Avant le face-à-face sur la pelouse, Suisse et Algérie se livrent déjà un duel serré dans les colonnes des statistiques. Taille de l’économie, richesse par habitant, croissance, inflation, emploi : sur le terrain des agrégats, les deux nations arrivent avec des armes très différentes. D’un côté, la mécanique helvétique, précise et prospère. De l’autre, la poussée algérienne, plus jeune, plus large, plus rapide.
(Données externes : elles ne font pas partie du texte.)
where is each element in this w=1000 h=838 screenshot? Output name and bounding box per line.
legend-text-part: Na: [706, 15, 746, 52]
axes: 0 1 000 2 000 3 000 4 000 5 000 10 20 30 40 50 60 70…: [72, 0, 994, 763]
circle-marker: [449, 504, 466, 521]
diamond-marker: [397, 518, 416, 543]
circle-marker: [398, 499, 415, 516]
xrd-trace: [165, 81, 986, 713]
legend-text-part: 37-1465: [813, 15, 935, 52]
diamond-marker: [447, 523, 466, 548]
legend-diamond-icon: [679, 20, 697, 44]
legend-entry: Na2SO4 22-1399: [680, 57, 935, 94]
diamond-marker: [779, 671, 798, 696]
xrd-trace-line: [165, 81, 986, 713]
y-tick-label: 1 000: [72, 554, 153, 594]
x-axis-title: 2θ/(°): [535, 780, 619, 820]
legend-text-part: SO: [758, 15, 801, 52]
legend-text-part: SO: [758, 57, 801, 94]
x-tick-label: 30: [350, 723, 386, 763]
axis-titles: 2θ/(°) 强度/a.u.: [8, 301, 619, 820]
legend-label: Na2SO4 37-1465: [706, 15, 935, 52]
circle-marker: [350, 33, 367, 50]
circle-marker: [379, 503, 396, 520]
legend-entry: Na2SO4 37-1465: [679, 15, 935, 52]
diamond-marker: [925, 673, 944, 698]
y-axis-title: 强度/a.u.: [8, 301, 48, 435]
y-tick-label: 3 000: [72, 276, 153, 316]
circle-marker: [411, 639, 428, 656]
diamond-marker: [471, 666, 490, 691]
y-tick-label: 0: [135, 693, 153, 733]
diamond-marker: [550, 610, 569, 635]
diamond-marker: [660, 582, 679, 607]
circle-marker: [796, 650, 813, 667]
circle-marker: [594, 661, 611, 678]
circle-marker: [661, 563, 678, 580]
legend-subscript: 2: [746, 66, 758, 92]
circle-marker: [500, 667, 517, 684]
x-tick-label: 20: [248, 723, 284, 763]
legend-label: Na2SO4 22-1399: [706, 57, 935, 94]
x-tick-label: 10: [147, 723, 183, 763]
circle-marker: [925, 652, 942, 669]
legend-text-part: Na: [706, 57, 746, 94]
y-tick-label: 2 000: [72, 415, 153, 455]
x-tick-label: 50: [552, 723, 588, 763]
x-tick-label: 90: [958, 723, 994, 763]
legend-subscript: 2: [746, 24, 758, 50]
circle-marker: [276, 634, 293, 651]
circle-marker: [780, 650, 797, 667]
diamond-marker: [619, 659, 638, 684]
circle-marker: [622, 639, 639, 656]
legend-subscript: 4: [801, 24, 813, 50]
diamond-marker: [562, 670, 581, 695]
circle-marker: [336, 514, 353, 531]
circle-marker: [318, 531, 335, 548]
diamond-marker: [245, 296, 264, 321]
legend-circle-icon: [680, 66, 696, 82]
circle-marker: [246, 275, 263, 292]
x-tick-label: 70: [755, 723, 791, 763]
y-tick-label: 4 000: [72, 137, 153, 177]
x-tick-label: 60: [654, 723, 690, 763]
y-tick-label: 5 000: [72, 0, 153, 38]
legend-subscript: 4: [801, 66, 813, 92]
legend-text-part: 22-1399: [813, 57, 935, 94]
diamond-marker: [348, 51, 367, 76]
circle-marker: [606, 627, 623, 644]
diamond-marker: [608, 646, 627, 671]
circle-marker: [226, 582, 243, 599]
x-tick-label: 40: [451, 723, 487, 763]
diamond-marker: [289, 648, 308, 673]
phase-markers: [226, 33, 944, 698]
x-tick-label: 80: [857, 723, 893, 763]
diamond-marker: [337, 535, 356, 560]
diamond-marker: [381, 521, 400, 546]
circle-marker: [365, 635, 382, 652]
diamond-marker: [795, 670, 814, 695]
À l’instant d’entrer dans ce 16e de finale, la Suisse se présente avec l’épaisseur d’un favori économique. Avec un PIB de 1 040 milliards USD en 2025, la Confédération évolue dans une autre dimension que l’Algérie, créditée de 287,03 milliards. L’écart est encore plus spectaculaire rapporté à l’habitant : 114 769 dollars de richesse produite par tête pour les Suisses, contre 6 051 dollars pour les Algériens. Sur la feuille de match, cela ressemble à une opposition entre un milieu de terrain ultra-technique et une équipe encore en construction, mais pleine de coffre.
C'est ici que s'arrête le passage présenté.